During surgery, the scope lens can frequently become obscured by fog, blood, saline or other materials. Various devices have been developed to counteract this problem, including lens flushing systems, mechanical wipers, continuously-flowing jets of air, and mechanically spooled reels of transparent tape. An alternative approach involves the use of a cleaning station anchored to the intra-abdominal wall during a procedure, upon which the surgeon can wipe the lens as required.
Newer developments in laparoscopic technologies include virtual reality (VR) and augmented reality (AR) systems.
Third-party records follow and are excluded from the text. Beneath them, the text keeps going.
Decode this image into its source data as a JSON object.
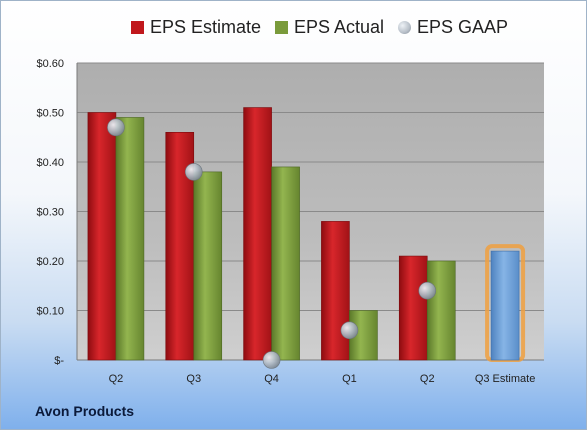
{
  "company": "Avon Products",
  "colors": {
    "estimate": "#c0181c",
    "actual": "#7a9b3b",
    "gaap": "#b7bfc8",
    "q3_estimate": "#6b9fd6",
    "q3_estimate_glow": "#f0a040",
    "plot_bg_top": "#aeaeae",
    "plot_bg_bottom": "#c8c8c8",
    "grid": "#8a8a8a"
  },
  "legend": [
    {
      "label": "EPS Estimate",
      "color": "#c0181c",
      "shape": "square"
    },
    {
      "label": "EPS Actual",
      "color": "#7a9b3b",
      "shape": "square"
    },
    {
      "label": "EPS GAAP",
      "color": "#b7bfc8",
      "shape": "circle"
    }
  ],
  "chart_data": {
    "type": "bar",
    "title": "",
    "xlabel": "",
    "ylabel": "",
    "categories": [
      "Q2",
      "Q3",
      "Q4",
      "Q1",
      "Q2",
      "Q3 Estimate"
    ],
    "series": [
      {
        "name": "EPS Estimate",
        "values": [
          0.5,
          0.46,
          0.51,
          0.28,
          0.21,
          null
        ]
      },
      {
        "name": "EPS Actual",
        "values": [
          0.49,
          0.38,
          0.39,
          0.1,
          0.2,
          null
        ]
      },
      {
        "name": "EPS GAAP",
        "type": "scatter",
        "values": [
          0.47,
          0.38,
          0.0,
          0.06,
          0.14,
          null
        ]
      },
      {
        "values": [
          null,
          null,
          null,
          null,
          null,
          0.22
        ]
      }
    ],
    "ylim": [
      0,
      0.6
    ],
    "yticks": [
      0,
      0.1,
      0.2,
      0.3,
      0.4,
      0.5,
      0.6
    ],
    "ytick_labels": [
      "$-",
      "$0.10",
      "$0.20",
      "$0.30",
      "$0.40",
      "$0.50",
      "$0.60"
    ],
    "grid": true,
    "legend_position": "top"
  }
}
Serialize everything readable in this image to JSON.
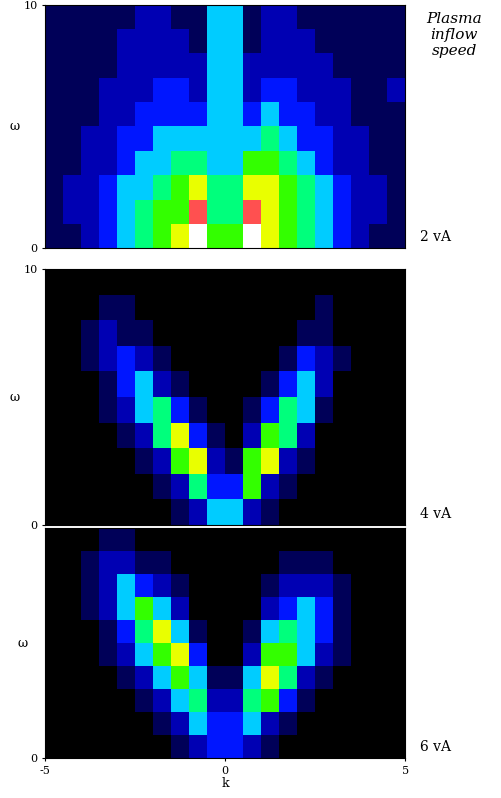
{
  "title": "Plasma inflow speed",
  "chart_data": [
    {
      "type": "heatmap",
      "label": "2 vA",
      "ylabel": "ω",
      "xlim": [
        -5,
        5
      ],
      "ylim": [
        0,
        10
      ],
      "xticks": [],
      "yticks": [
        0,
        10
      ],
      "value_range": [
        0,
        10
      ],
      "cells": [
        [
          1,
          1,
          2,
          3,
          4,
          5,
          6,
          7,
          10,
          6,
          6,
          10,
          7,
          6,
          5,
          4,
          3,
          2,
          1,
          1
        ],
        [
          1,
          2,
          2,
          3,
          4,
          5,
          6,
          6,
          9,
          5,
          5,
          9,
          7,
          6,
          5,
          4,
          3,
          2,
          2,
          1
        ],
        [
          1,
          2,
          2,
          3,
          4,
          4,
          5,
          6,
          7,
          5,
          5,
          7,
          7,
          6,
          5,
          4,
          3,
          2,
          2,
          1
        ],
        [
          1,
          1,
          2,
          2,
          3,
          4,
          4,
          5,
          5,
          4,
          4,
          6,
          6,
          5,
          4,
          3,
          2,
          2,
          1,
          1
        ],
        [
          1,
          1,
          2,
          2,
          3,
          3,
          4,
          4,
          4,
          4,
          4,
          4,
          5,
          4,
          3,
          3,
          2,
          2,
          1,
          1
        ],
        [
          1,
          1,
          1,
          2,
          2,
          3,
          3,
          3,
          3,
          4,
          4,
          3,
          4,
          3,
          3,
          2,
          2,
          1,
          1,
          1
        ],
        [
          1,
          1,
          1,
          2,
          2,
          2,
          3,
          3,
          2,
          4,
          4,
          2,
          3,
          3,
          2,
          2,
          2,
          1,
          1,
          2
        ],
        [
          1,
          1,
          1,
          1,
          2,
          2,
          2,
          2,
          2,
          4,
          4,
          2,
          2,
          2,
          2,
          2,
          1,
          1,
          1,
          1
        ],
        [
          1,
          1,
          1,
          1,
          2,
          2,
          2,
          2,
          1,
          4,
          4,
          1,
          2,
          2,
          2,
          1,
          1,
          1,
          1,
          1
        ],
        [
          1,
          1,
          1,
          1,
          1,
          2,
          2,
          1,
          1,
          4,
          4,
          1,
          2,
          2,
          1,
          1,
          1,
          1,
          1,
          1
        ]
      ]
    },
    {
      "type": "heatmap",
      "label": "4 vA",
      "ylabel": "ω",
      "xlim": [
        -5,
        5
      ],
      "ylim": [
        0,
        10
      ],
      "xticks": [],
      "yticks": [
        0,
        10
      ],
      "value_range": [
        0,
        10
      ],
      "cells": [
        [
          0,
          0,
          0,
          0,
          0,
          0,
          0,
          1,
          2,
          4,
          4,
          2,
          1,
          0,
          0,
          0,
          0,
          0,
          0,
          0
        ],
        [
          0,
          0,
          0,
          0,
          0,
          0,
          1,
          2,
          5,
          3,
          3,
          6,
          2,
          1,
          0,
          0,
          0,
          0,
          0,
          0
        ],
        [
          0,
          0,
          0,
          0,
          0,
          1,
          2,
          6,
          7,
          2,
          1,
          6,
          7,
          2,
          1,
          0,
          0,
          0,
          0,
          0
        ],
        [
          0,
          0,
          0,
          0,
          1,
          2,
          5,
          7,
          3,
          1,
          0,
          2,
          6,
          5,
          2,
          0,
          0,
          0,
          0,
          0
        ],
        [
          0,
          0,
          0,
          1,
          2,
          4,
          5,
          3,
          1,
          0,
          0,
          1,
          3,
          5,
          4,
          1,
          0,
          0,
          0,
          0
        ],
        [
          0,
          0,
          0,
          1,
          3,
          4,
          2,
          1,
          0,
          0,
          0,
          0,
          1,
          3,
          4,
          2,
          0,
          0,
          0,
          0
        ],
        [
          0,
          0,
          1,
          2,
          3,
          2,
          1,
          0,
          0,
          0,
          0,
          0,
          0,
          1,
          3,
          2,
          1,
          0,
          0,
          0
        ],
        [
          0,
          0,
          1,
          2,
          1,
          1,
          0,
          0,
          0,
          0,
          0,
          0,
          0,
          0,
          1,
          1,
          0,
          0,
          0,
          0
        ],
        [
          0,
          0,
          0,
          1,
          1,
          0,
          0,
          0,
          0,
          0,
          0,
          0,
          0,
          0,
          0,
          1,
          0,
          0,
          0,
          0
        ],
        [
          0,
          0,
          0,
          0,
          0,
          0,
          0,
          0,
          0,
          0,
          0,
          0,
          0,
          0,
          0,
          0,
          0,
          0,
          0,
          0
        ]
      ]
    },
    {
      "type": "heatmap",
      "label": "6 vA",
      "ylabel": "ω",
      "xlabel": "k",
      "xlim": [
        -5,
        5
      ],
      "ylim": [
        0,
        10
      ],
      "xticks": [
        -5,
        0,
        5
      ],
      "yticks": [
        0
      ],
      "value_range": [
        0,
        10
      ],
      "cells": [
        [
          0,
          0,
          0,
          0,
          0,
          0,
          0,
          1,
          2,
          3,
          3,
          2,
          1,
          0,
          0,
          0,
          0,
          0,
          0,
          0
        ],
        [
          0,
          0,
          0,
          0,
          0,
          0,
          1,
          2,
          4,
          3,
          3,
          4,
          2,
          1,
          0,
          0,
          0,
          0,
          0,
          0
        ],
        [
          0,
          0,
          0,
          0,
          0,
          1,
          2,
          4,
          5,
          2,
          2,
          5,
          6,
          3,
          1,
          0,
          0,
          0,
          0,
          0
        ],
        [
          0,
          0,
          0,
          0,
          1,
          2,
          4,
          6,
          4,
          1,
          1,
          4,
          7,
          5,
          2,
          1,
          0,
          0,
          0,
          0
        ],
        [
          0,
          0,
          0,
          1,
          2,
          4,
          6,
          7,
          3,
          0,
          0,
          2,
          6,
          6,
          4,
          2,
          1,
          0,
          0,
          0
        ],
        [
          0,
          0,
          0,
          1,
          3,
          5,
          7,
          4,
          1,
          0,
          0,
          1,
          4,
          5,
          4,
          3,
          1,
          0,
          0,
          0
        ],
        [
          0,
          0,
          1,
          2,
          4,
          6,
          4,
          2,
          0,
          0,
          0,
          0,
          2,
          3,
          4,
          3,
          1,
          0,
          0,
          0
        ],
        [
          0,
          0,
          1,
          2,
          4,
          3,
          2,
          1,
          0,
          0,
          0,
          0,
          1,
          2,
          2,
          2,
          1,
          0,
          0,
          0
        ],
        [
          0,
          0,
          1,
          2,
          2,
          1,
          1,
          0,
          0,
          0,
          0,
          0,
          0,
          1,
          1,
          1,
          0,
          0,
          0,
          0
        ],
        [
          0,
          0,
          0,
          1,
          1,
          0,
          0,
          0,
          0,
          0,
          0,
          0,
          0,
          0,
          0,
          0,
          0,
          0,
          0,
          0
        ]
      ]
    }
  ]
}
VR systems rely solely on computer generated images, whilst in AR systems, images of the patient, captured using X-ray, volumetric CT or other types of medical imaging technique, are overlaid onto the live feed from stereoscopic surgical cameras to create an enhanced 3D image that the surgeon can refer to during a procedure without the need to look away from the operating site. Although the technique has been used successfully in neurosurgery for a number of years, live AR laparoscopy is still in its infancy. However, both AR and VR systems have been used successfully in laparoscopic training applications.